ReNeuron's fundraising is being marketed, in part, as an opportunity to help build a national champion. Sir Christopher says it would have no problem raising cash from business angels and venture capitalists in the US, in return for its headquarters moving across the Atlantic. "But we thought we should try the British stock market now. If it wants it, the company will stay British and the country could have a world-leading, flagship success."

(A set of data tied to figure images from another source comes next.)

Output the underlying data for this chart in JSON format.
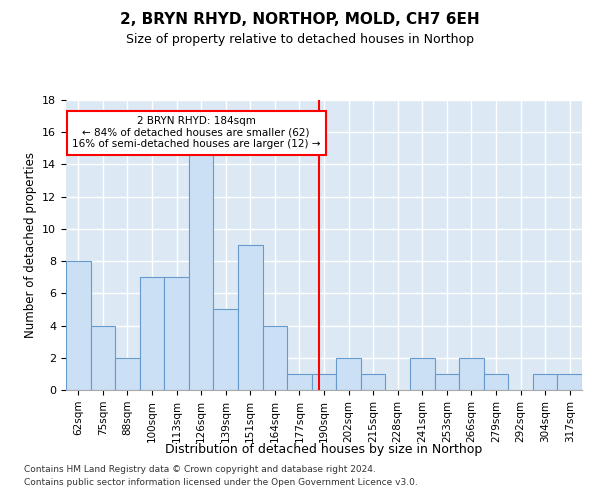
{
  "title1": "2, BRYN RHYD, NORTHOP, MOLD, CH7 6EH",
  "title2": "Size of property relative to detached houses in Northop",
  "xlabel": "Distribution of detached houses by size in Northop",
  "ylabel": "Number of detached properties",
  "categories": [
    "62sqm",
    "75sqm",
    "88sqm",
    "100sqm",
    "113sqm",
    "126sqm",
    "139sqm",
    "151sqm",
    "164sqm",
    "177sqm",
    "190sqm",
    "202sqm",
    "215sqm",
    "228sqm",
    "241sqm",
    "253sqm",
    "266sqm",
    "279sqm",
    "292sqm",
    "304sqm",
    "317sqm"
  ],
  "values": [
    8,
    4,
    2,
    7,
    7,
    15,
    5,
    9,
    4,
    1,
    1,
    2,
    1,
    0,
    2,
    1,
    2,
    1,
    0,
    1,
    1
  ],
  "bar_color": "#cce0f5",
  "bar_edge_color": "#6699cc",
  "reference_line_x": 9.8,
  "annotation_line1": "2 BRYN RHYD: 184sqm",
  "annotation_line2": "← 84% of detached houses are smaller (62)",
  "annotation_line3": "16% of semi-detached houses are larger (12) →",
  "ylim": [
    0,
    18
  ],
  "yticks": [
    0,
    2,
    4,
    6,
    8,
    10,
    12,
    14,
    16,
    18
  ],
  "bg_color": "#dce9f5",
  "grid_color": "#ffffff",
  "footer1": "Contains HM Land Registry data © Crown copyright and database right 2024.",
  "footer2": "Contains public sector information licensed under the Open Government Licence v3.0."
}
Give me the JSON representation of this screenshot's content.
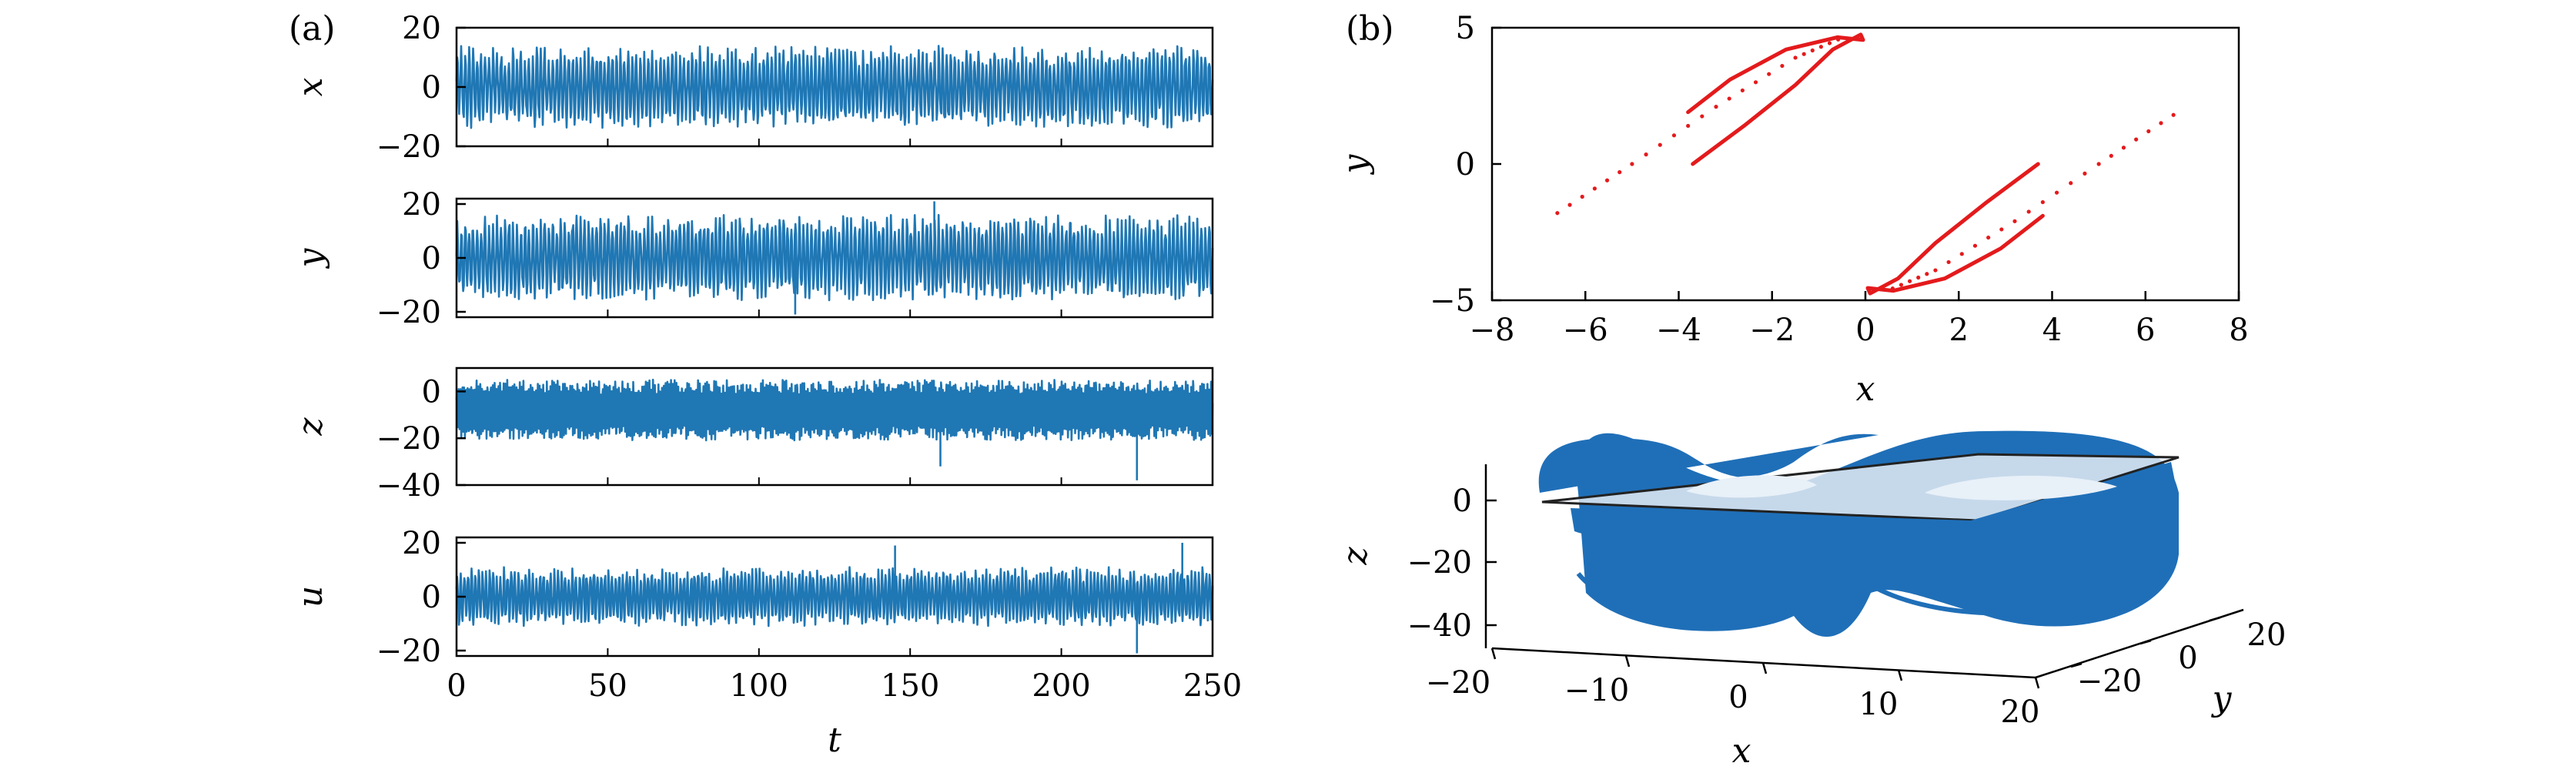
{
  "panel_a_label": "(a)",
  "panel_b_label": "(b)",
  "colors": {
    "series": "#1f77b4",
    "section": "#e41a1c",
    "plane_edge": "#222222"
  },
  "chart_data": [
    {
      "type": "line",
      "panel": "a",
      "ylabel": "x",
      "xlim": [
        0,
        250
      ],
      "ylim": [
        -20,
        20
      ],
      "yticks": [
        20,
        0,
        -20
      ],
      "ytick_labels": [
        "20",
        "0",
        "−20"
      ],
      "signal": {
        "amplitude": 14,
        "offset": 0,
        "cycles": 190,
        "spikes": []
      }
    },
    {
      "type": "line",
      "panel": "a",
      "ylabel": "y",
      "xlim": [
        0,
        250
      ],
      "ylim": [
        -22,
        22
      ],
      "yticks": [
        20,
        0,
        -20
      ],
      "ytick_labels": [
        "20",
        "0",
        "−20"
      ],
      "signal": {
        "amplitude": 16,
        "offset": 0,
        "cycles": 190,
        "spikes": [
          [
            158,
            21
          ],
          [
            112,
            -21
          ]
        ]
      }
    },
    {
      "type": "line",
      "panel": "a",
      "ylabel": "z",
      "xlim": [
        0,
        250
      ],
      "ylim": [
        -40,
        10
      ],
      "yticks": [
        0,
        -20,
        -40
      ],
      "ytick_labels": [
        "0",
        "−20",
        "−40"
      ],
      "signal": {
        "amplitude": 13,
        "offset": -8,
        "cycles": 420,
        "spikes": [
          [
            225,
            -38
          ],
          [
            160,
            -32
          ]
        ]
      }
    },
    {
      "type": "line",
      "panel": "a",
      "ylabel": "u",
      "xlim": [
        0,
        250
      ],
      "ylim": [
        -22,
        22
      ],
      "yticks": [
        20,
        0,
        -20
      ],
      "ytick_labels": [
        "20",
        "0",
        "−20"
      ],
      "xlabel": "t",
      "xticks": [
        0,
        50,
        100,
        150,
        200,
        250
      ],
      "xtick_labels": [
        "0",
        "50",
        "100",
        "150",
        "200",
        "250"
      ],
      "signal": {
        "amplitude": 11,
        "offset": 0,
        "cycles": 210,
        "spikes": [
          [
            145,
            19
          ],
          [
            240,
            20
          ],
          [
            225,
            -21
          ]
        ]
      }
    },
    {
      "type": "scatter",
      "panel": "b-top",
      "xlabel": "x",
      "ylabel": "y",
      "xlim": [
        -8,
        8
      ],
      "ylim": [
        -5,
        5
      ],
      "xticks": [
        -8,
        -6,
        -4,
        -2,
        0,
        2,
        4,
        6,
        8
      ],
      "xtick_labels": [
        "−8",
        "−6",
        "−4",
        "−2",
        "0",
        "2",
        "4",
        "6",
        "8"
      ],
      "yticks": [
        5,
        0,
        -5
      ],
      "ytick_labels": [
        "5",
        "0",
        "−5"
      ],
      "curves": [
        {
          "points": [
            [
              -3.7,
              0.0
            ],
            [
              -2.6,
              1.4
            ],
            [
              -1.5,
              2.9
            ],
            [
              -0.7,
              4.2
            ],
            [
              -0.1,
              4.75
            ],
            [
              -0.05,
              4.55
            ],
            [
              -0.6,
              4.65
            ],
            [
              -1.7,
              4.2
            ],
            [
              -2.9,
              3.1
            ],
            [
              -3.8,
              1.9
            ]
          ]
        },
        {
          "points": [
            [
              3.7,
              0.0
            ],
            [
              2.6,
              -1.4
            ],
            [
              1.5,
              -2.9
            ],
            [
              0.7,
              -4.2
            ],
            [
              0.1,
              -4.75
            ],
            [
              0.05,
              -4.55
            ],
            [
              0.6,
              -4.65
            ],
            [
              1.7,
              -4.2
            ],
            [
              2.9,
              -3.1
            ],
            [
              3.8,
              -1.9
            ]
          ]
        },
        {
          "points": [
            [
              -6.6,
              -1.8
            ],
            [
              -5.0,
              0.0
            ],
            [
              -3.2,
              2.1
            ],
            [
              -1.5,
              3.9
            ],
            [
              -0.4,
              4.7
            ]
          ],
          "sparse": true
        },
        {
          "points": [
            [
              6.6,
              1.8
            ],
            [
              5.0,
              0.0
            ],
            [
              3.2,
              -2.1
            ],
            [
              1.5,
              -3.9
            ],
            [
              0.4,
              -4.7
            ]
          ],
          "sparse": true
        }
      ]
    },
    {
      "type": "surface3d",
      "panel": "b-bottom",
      "xlabel": "x",
      "ylabel": "y",
      "zlabel": "z",
      "xlim": [
        -20,
        20
      ],
      "ylim": [
        -30,
        30
      ],
      "zlim": [
        -45,
        10
      ],
      "xtick_labels": [
        "−20",
        "−10",
        "0",
        "10",
        "20"
      ],
      "ytick_labels": [
        "−20",
        "0",
        "20"
      ],
      "ztick_labels": [
        "0",
        "−20",
        "−40"
      ]
    }
  ]
}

The performance of Merlin's funds, particularly those raised and invested at the peak of the biotech boom in 2000, have been patchy. It has managed to exit some of those investments in the past couple of years, with the flotations of Ardana, Ark Therapeutics and Vectura (the only one of those three to be above its issue price) among the largest. It is not expecting a big valuation uplift from ReNeuron, hoping only for a valuation of £15m compared with the £12m it has spent on the company to date. However, Sir Christopher insists Merlin has established itself as a significant and successful player in the biotech world.

And for all the tub-thumping nationalism, Sir Christopher also talks of a "trend to America" that is altering the ambitions of the UK biotechnology industry - and of his own venture capital business.

Rather than creating major UK biotech companies, the UK's scientists and early-stage companies are more likely to act as a "conveyor belt of quality medical projects to sell to America". The companies created by Merlin in the future are likely to employ US scientists and managers and establish a presence there earlier in their development. "Designed and built in Britain to grow in America," may become the biotech motto, Sir Christopher says.

More immediately, though, there is that fish. "Merlin is part of my destiny. The other part is to go back and get that carp. I'll let you know if I get it."

In the cells

Born: 29 November 1957.

Wealth: Estimated at £158m, putting him at number 298 in the Sunday Times Rich List.

Science: First in microbiology, doctorate in biochemistry and research fellowship in molecular biology.

Business: US biotech research positions from 1983-87, when he founded his first company. Most successful creation was Chiroscience in 1992, which merged to form Celltech and was sold to UCB of Belgium for £1.5bn last year. Founded Merlin Ventures, his first private equity group, in 1996.

Personal life: Married with four children. Hobbies include the electric guitar, watching rugby, collecting fast cars - and fishing.